Newton’s Law of Gravitation :
Every particle in this universe attracts every other particle with a force that is proportional to the product of their masses and inversely proportional to the square of the distance between them.
The gravitational force acting between two particles
$ \displaystyle F \propto m_1 m_2 $
$ \displaystyle F \propto \frac{1}{r^2} $
on combining
$ \displaystyle F \propto \frac{m_1 m_2}{r^2} $
$ \displaystyle F = G \frac{m_1 m_2}{r^2} $
where m1 and m2 are the masses of the particles, r is the distance of separation between them and G is the Universal Gravitational Constant. The value of G was first-experimentally measured by Cavendish in 1798 by using a torsion balance.
Magnitude of G = 6.67 × 10-11 N m2/kg2
.
Characteristics of the Gravitational force:
(a) Attractive Force : Gravitational force between two particles is always attractive and directed along the line joining the particles.
(b) Independent of Medium: It is independent of the nature of the medium surrounding the particles.
(c) Universal : It holds good for long distances like inter-planetary distances and also for short distances like inter-atomic distances.
(d) Action – reaction: Both the particles experience forces of equal magnitude in opposite directions. If F1→ , F2→ are the forces exerted on particle 1 by particle 2 and on particle 2 by particle 1 respectively,
then F1→ = – F2→ Since the forces F1→ and F2→ are exerted on different bodies, they are known as action-reaction pair.

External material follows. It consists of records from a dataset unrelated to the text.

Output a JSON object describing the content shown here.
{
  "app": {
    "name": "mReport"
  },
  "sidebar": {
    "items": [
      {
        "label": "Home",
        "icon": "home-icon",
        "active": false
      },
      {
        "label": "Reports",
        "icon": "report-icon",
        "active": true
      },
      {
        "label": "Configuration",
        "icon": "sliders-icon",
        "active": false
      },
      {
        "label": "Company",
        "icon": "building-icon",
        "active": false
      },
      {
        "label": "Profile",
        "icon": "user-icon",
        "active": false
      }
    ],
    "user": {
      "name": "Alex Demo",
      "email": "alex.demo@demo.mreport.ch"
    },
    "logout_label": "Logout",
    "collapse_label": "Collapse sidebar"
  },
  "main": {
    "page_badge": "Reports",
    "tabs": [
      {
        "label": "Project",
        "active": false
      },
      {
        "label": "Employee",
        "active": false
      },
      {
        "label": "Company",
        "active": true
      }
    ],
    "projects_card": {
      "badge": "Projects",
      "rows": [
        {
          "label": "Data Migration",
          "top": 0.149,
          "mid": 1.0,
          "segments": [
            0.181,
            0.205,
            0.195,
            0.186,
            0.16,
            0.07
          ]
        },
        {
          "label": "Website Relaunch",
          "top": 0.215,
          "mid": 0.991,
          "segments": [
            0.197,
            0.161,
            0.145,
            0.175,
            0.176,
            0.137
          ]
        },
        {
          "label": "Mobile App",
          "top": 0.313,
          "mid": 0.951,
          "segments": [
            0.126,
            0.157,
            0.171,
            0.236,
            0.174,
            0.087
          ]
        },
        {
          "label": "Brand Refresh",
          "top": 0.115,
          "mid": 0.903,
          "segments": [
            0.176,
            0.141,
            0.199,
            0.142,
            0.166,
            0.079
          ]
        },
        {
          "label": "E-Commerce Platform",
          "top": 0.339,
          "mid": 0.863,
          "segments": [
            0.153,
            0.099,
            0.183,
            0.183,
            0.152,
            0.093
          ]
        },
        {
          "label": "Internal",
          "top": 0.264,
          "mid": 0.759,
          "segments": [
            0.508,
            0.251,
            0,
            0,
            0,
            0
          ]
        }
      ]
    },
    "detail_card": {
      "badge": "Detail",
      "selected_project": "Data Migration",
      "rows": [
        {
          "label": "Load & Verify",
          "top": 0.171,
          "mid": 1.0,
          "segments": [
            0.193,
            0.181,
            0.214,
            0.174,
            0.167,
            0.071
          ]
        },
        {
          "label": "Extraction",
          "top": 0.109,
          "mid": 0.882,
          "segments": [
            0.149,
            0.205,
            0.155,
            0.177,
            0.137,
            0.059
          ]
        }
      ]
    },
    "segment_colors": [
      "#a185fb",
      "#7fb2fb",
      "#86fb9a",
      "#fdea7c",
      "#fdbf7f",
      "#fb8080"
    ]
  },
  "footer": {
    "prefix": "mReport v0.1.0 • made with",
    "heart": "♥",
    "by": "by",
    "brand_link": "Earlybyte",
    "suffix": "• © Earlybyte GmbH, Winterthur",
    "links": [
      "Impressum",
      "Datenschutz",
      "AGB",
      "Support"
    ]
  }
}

(e) Gravitation is conservative: The work done by the gravitational force acting on a particle is independent of the path described by the particle. It depends upon the initial and final positions of the particle. Work done by gravity on a particle moving in a closed path is zero
(f) Superposition principle: If a particle is attracted by n particles, the net force exerted on it must be equal to the vector sum of the forces due to all the n particles.

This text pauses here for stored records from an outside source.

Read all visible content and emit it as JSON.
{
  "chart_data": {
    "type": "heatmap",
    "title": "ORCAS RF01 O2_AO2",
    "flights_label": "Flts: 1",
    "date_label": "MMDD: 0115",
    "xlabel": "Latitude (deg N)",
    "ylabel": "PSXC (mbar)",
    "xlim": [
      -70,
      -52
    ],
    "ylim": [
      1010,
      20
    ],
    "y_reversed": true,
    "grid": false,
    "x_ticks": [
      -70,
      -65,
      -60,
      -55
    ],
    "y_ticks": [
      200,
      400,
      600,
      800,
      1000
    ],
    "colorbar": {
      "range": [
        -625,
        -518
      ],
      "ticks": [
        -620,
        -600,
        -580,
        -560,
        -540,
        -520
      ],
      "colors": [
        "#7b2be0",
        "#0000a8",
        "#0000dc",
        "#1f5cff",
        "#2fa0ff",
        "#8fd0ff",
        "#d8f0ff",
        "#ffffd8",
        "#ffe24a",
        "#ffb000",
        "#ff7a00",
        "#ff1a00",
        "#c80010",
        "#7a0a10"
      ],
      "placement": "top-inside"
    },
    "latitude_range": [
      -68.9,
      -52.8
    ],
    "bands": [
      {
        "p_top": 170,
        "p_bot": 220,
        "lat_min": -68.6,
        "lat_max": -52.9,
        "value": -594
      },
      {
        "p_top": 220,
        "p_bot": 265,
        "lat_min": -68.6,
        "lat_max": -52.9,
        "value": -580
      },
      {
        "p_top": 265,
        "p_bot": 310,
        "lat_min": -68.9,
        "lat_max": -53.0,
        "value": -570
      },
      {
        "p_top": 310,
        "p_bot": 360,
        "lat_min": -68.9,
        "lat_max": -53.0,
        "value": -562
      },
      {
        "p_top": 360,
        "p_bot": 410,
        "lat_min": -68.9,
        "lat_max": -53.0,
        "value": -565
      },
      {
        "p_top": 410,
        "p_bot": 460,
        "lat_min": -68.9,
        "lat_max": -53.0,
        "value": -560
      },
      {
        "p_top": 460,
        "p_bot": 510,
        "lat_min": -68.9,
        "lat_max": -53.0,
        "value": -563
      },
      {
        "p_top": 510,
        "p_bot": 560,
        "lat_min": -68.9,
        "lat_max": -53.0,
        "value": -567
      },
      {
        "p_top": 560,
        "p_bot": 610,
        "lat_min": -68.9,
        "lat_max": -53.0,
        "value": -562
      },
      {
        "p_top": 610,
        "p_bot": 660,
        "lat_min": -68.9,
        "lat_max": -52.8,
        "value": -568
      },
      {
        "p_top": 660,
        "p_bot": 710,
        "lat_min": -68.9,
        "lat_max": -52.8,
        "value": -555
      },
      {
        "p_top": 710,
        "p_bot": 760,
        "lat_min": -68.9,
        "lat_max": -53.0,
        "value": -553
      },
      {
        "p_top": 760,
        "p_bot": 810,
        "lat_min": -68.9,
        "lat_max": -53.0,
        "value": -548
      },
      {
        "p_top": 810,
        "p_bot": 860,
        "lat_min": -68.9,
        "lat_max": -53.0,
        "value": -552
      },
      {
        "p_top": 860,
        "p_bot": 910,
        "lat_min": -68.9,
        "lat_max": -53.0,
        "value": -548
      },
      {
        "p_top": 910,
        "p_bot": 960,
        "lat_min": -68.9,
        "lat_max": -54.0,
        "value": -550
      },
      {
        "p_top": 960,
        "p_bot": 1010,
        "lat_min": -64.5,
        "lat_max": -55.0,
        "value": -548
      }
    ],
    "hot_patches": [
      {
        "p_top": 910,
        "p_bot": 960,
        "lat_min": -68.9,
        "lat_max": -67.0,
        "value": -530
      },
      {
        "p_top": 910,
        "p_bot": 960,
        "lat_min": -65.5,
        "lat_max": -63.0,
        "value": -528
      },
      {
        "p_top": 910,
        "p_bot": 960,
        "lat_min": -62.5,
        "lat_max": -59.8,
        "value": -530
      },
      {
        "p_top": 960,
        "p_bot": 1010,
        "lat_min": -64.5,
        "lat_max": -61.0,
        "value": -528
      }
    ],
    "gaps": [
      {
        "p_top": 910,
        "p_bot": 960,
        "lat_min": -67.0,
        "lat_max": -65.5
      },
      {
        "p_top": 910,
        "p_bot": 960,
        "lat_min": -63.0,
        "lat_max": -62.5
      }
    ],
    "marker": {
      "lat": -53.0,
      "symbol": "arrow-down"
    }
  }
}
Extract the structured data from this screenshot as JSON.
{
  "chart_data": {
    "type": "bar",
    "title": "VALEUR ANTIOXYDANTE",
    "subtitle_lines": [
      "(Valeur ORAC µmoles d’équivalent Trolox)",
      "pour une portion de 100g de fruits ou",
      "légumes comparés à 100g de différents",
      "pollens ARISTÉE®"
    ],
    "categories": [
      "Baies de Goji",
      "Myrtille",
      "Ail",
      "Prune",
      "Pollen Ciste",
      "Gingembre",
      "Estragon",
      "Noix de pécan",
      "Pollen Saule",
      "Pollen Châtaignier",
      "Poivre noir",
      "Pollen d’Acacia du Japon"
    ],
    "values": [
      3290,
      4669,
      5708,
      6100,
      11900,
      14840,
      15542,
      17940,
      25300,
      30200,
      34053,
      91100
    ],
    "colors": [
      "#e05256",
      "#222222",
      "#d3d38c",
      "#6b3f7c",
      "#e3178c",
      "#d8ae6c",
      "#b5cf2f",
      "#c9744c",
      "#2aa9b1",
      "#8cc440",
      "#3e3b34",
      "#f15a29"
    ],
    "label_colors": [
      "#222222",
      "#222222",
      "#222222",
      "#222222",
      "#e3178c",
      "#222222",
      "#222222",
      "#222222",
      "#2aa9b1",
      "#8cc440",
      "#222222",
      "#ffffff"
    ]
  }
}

Illustration : Three identical particles, each of mass m, are placed at the vertices of an equilateral triangle of side a. Find the force exerted by this system on a particle P of mass m placed at the
(a) the mid point of a side
(b) centre of the triangle.
Solution: Using the superposition principle, the net gravitational force on P is
F→ = FA→ + FB→ + FC→
(a) As shown in the figure, when P is at the mid-point of a side, FA→ and FB-> will be equal in magnitude but opposite in direction. Hence they will cancel each other. So the net force on the particle P will be the force due to the particle placed at C only.

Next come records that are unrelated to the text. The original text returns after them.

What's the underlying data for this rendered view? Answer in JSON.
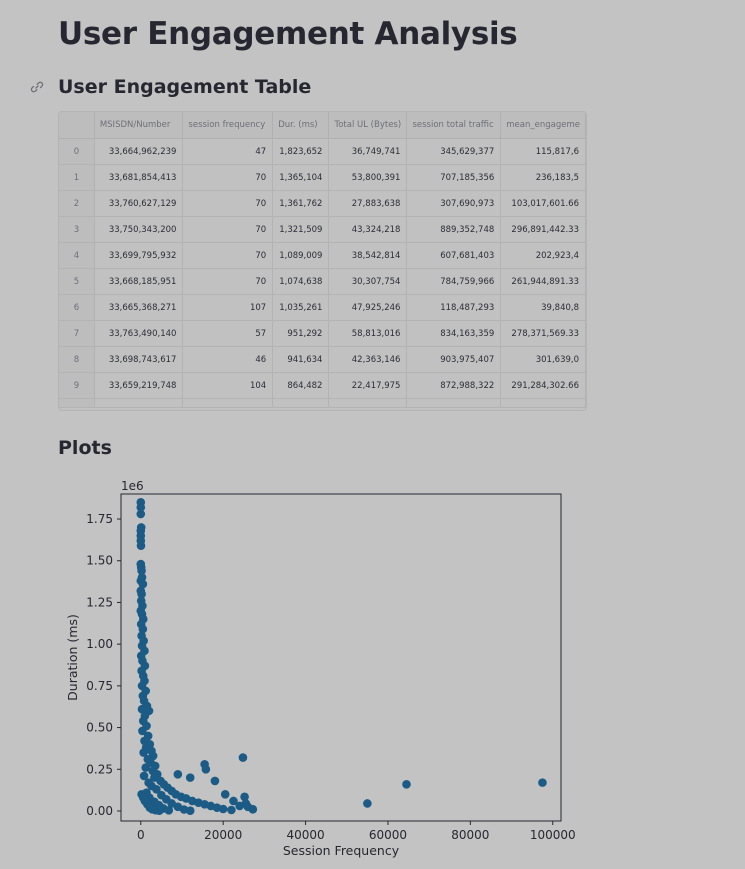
{
  "page": {
    "title": "User Engagement Analysis"
  },
  "table_section": {
    "title": "User Engagement Table",
    "columns": [
      "",
      "MSISDN/Number",
      "session frequency",
      "Dur. (ms)",
      "Total UL (Bytes)",
      "session total traffic",
      "mean_engageme"
    ],
    "rows": [
      [
        "0",
        "33,664,962,239",
        "47",
        "1,823,652",
        "36,749,741",
        "345,629,377",
        "115,817,6"
      ],
      [
        "1",
        "33,681,854,413",
        "70",
        "1,365,104",
        "53,800,391",
        "707,185,356",
        "236,183,5"
      ],
      [
        "2",
        "33,760,627,129",
        "70",
        "1,361,762",
        "27,883,638",
        "307,690,973",
        "103,017,601.66"
      ],
      [
        "3",
        "33,750,343,200",
        "70",
        "1,321,509",
        "43,324,218",
        "889,352,748",
        "296,891,442.33"
      ],
      [
        "4",
        "33,699,795,932",
        "70",
        "1,089,009",
        "38,542,814",
        "607,681,403",
        "202,923,4"
      ],
      [
        "5",
        "33,668,185,951",
        "70",
        "1,074,638",
        "30,307,754",
        "784,759,966",
        "261,944,891.33"
      ],
      [
        "6",
        "33,665,368,271",
        "107",
        "1,035,261",
        "47,925,246",
        "118,487,293",
        "39,840,8"
      ],
      [
        "7",
        "33,763,490,140",
        "57",
        "951,292",
        "58,813,016",
        "834,163,359",
        "278,371,569.33"
      ],
      [
        "8",
        "33,698,743,617",
        "46",
        "941,634",
        "42,363,146",
        "903,975,407",
        "301,639,0"
      ],
      [
        "9",
        "33,659,219,748",
        "104",
        "864,482",
        "22,417,975",
        "872,988,322",
        "291,284,302.66"
      ]
    ]
  },
  "plots_section": {
    "title": "Plots"
  },
  "colors": {
    "marker": "#1b5b86",
    "background": "#c3c3c3"
  },
  "icons": {
    "section_anchor": "link-icon"
  },
  "chart_data": {
    "type": "scatter",
    "title": "",
    "xlabel": "Session Frequency",
    "ylabel": "Duration (ms)",
    "xlim": [
      -4800,
      102000
    ],
    "ylim": [
      -60000,
      1900000
    ],
    "y_offset_label": "1e6",
    "x_ticks": [
      0,
      20000,
      40000,
      60000,
      80000,
      100000
    ],
    "x_tick_labels": [
      "0",
      "20000",
      "40000",
      "60000",
      "80000",
      "100000"
    ],
    "y_ticks": [
      0,
      250000,
      500000,
      750000,
      1000000,
      1250000,
      1500000,
      1750000
    ],
    "y_tick_labels": [
      "0.00",
      "0.25",
      "0.50",
      "0.75",
      "1.00",
      "1.25",
      "1.50",
      "1.75"
    ],
    "grid": false,
    "points": [
      [
        0,
        1850000
      ],
      [
        0,
        1820000
      ],
      [
        0,
        1780000
      ],
      [
        100,
        1700000
      ],
      [
        0,
        1680000
      ],
      [
        0,
        1650000
      ],
      [
        0,
        1620000
      ],
      [
        50,
        1590000
      ],
      [
        0,
        1480000
      ],
      [
        100,
        1460000
      ],
      [
        200,
        1440000
      ],
      [
        300,
        1400000
      ],
      [
        0,
        1380000
      ],
      [
        500,
        1360000
      ],
      [
        0,
        1320000
      ],
      [
        200,
        1300000
      ],
      [
        100,
        1260000
      ],
      [
        400,
        1230000
      ],
      [
        0,
        1200000
      ],
      [
        300,
        1180000
      ],
      [
        600,
        1150000
      ],
      [
        100,
        1120000
      ],
      [
        500,
        1090000
      ],
      [
        200,
        1050000
      ],
      [
        700,
        1020000
      ],
      [
        300,
        990000
      ],
      [
        900,
        960000
      ],
      [
        100,
        930000
      ],
      [
        400,
        900000
      ],
      [
        1000,
        870000
      ],
      [
        200,
        840000
      ],
      [
        600,
        810000
      ],
      [
        900,
        780000
      ],
      [
        300,
        750000
      ],
      [
        1200,
        720000
      ],
      [
        500,
        690000
      ],
      [
        800,
        660000
      ],
      [
        1500,
        630000
      ],
      [
        2000,
        600000
      ],
      [
        300,
        610000
      ],
      [
        1000,
        570000
      ],
      [
        600,
        540000
      ],
      [
        1400,
        510000
      ],
      [
        400,
        480000
      ],
      [
        1800,
        450000
      ],
      [
        900,
        420000
      ],
      [
        2200,
        400000
      ],
      [
        1300,
        380000
      ],
      [
        2600,
        360000
      ],
      [
        700,
        350000
      ],
      [
        3000,
        330000
      ],
      [
        1700,
        310000
      ],
      [
        2400,
        290000
      ],
      [
        3500,
        270000
      ],
      [
        1200,
        260000
      ],
      [
        2900,
        240000
      ],
      [
        4000,
        220000
      ],
      [
        800,
        210000
      ],
      [
        3300,
        200000
      ],
      [
        4800,
        180000
      ],
      [
        1900,
        170000
      ],
      [
        5600,
        160000
      ],
      [
        2600,
        150000
      ],
      [
        6500,
        140000
      ],
      [
        3800,
        130000
      ],
      [
        7500,
        120000
      ],
      [
        1400,
        110000
      ],
      [
        8500,
        100000
      ],
      [
        5000,
        95000
      ],
      [
        9800,
        85000
      ],
      [
        2100,
        80000
      ],
      [
        11000,
        75000
      ],
      [
        6200,
        70000
      ],
      [
        12500,
        60000
      ],
      [
        3300,
        55000
      ],
      [
        14000,
        50000
      ],
      [
        7500,
        45000
      ],
      [
        15500,
        40000
      ],
      [
        4400,
        35000
      ],
      [
        17000,
        30000
      ],
      [
        9000,
        25000
      ],
      [
        18500,
        20000
      ],
      [
        5500,
        15000
      ],
      [
        20000,
        12000
      ],
      [
        10500,
        9000
      ],
      [
        22000,
        6000
      ],
      [
        6800,
        4000
      ],
      [
        12000,
        2000
      ],
      [
        200,
        100000
      ],
      [
        600,
        80000
      ],
      [
        1000,
        60000
      ],
      [
        1600,
        40000
      ],
      [
        2200,
        20000
      ],
      [
        2800,
        10000
      ],
      [
        3600,
        5000
      ],
      [
        4500,
        2000
      ],
      [
        15500,
        280000
      ],
      [
        15800,
        250000
      ],
      [
        24800,
        320000
      ],
      [
        18000,
        180000
      ],
      [
        12000,
        200000
      ],
      [
        9000,
        220000
      ],
      [
        20500,
        100000
      ],
      [
        22500,
        60000
      ],
      [
        25200,
        85000
      ],
      [
        25500,
        45000
      ],
      [
        26000,
        25000
      ],
      [
        27200,
        10000
      ],
      [
        24000,
        30000
      ],
      [
        55000,
        45000
      ],
      [
        64500,
        160000
      ],
      [
        97500,
        170000
      ]
    ]
  }
}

$ \displaystyle F = F_C = G \frac{m . m}{(CP)^2} $
$ \displaystyle F = G \frac{m^2}{(a sin60)^2} $
$ \displaystyle F = 4 G \frac{m^2}{3 a^2} $ ; along PC
(b) At the centre of the triangle O, the forces FA→ , FB→ and FC→ will be equal in magnitude and will be at 120° with each other.
Hence the resultant force on P at O is F→ = FA→ + FB→ + FC→ = O
Gravitational Field
The space around a material body, where it exerts a gravitational force on other bodies, is known as the gravitational field.
The gravitational force field is a vector field because a particle placed at any point P within the field experiences a force which depends on the coordinates of the point P.
Gravitational Field Strength (Intensity ) :
The intensity of the gravitational field at a point P is the gravitational force per unit mass exerted on a test particle placed at point P.
The strength of the gravitational field
$ \displaystyle \vec{g_p} = \frac{\vec{F_p}}{m} $
, where Fp→ is the net force acting on a test particle of mass m kept at the point P.
Its SI unit is N/kg and dimensions are M0LT-2
For earth, the gravitational field
$ \displaystyle \vec{g} = \frac{\vec{W}}{m} $
The above expression is equal to the acceleration due to gravity g→
⇒ Gravitational field strength at a point on the earth is equal to the acceleration due to gravity at that point.
To find g, due to a point mass M kept at a point O (the origin), we place a point test mass m at P, the observation point, and measure the force exerted by M on the test mass m
$ \displaystyle F_p = \frac{G M m }{r^2} $
$ \displaystyle g_p = \frac{F_p}{m} = \frac{G M }{r^2} $ ; and it is directed towards the mass M.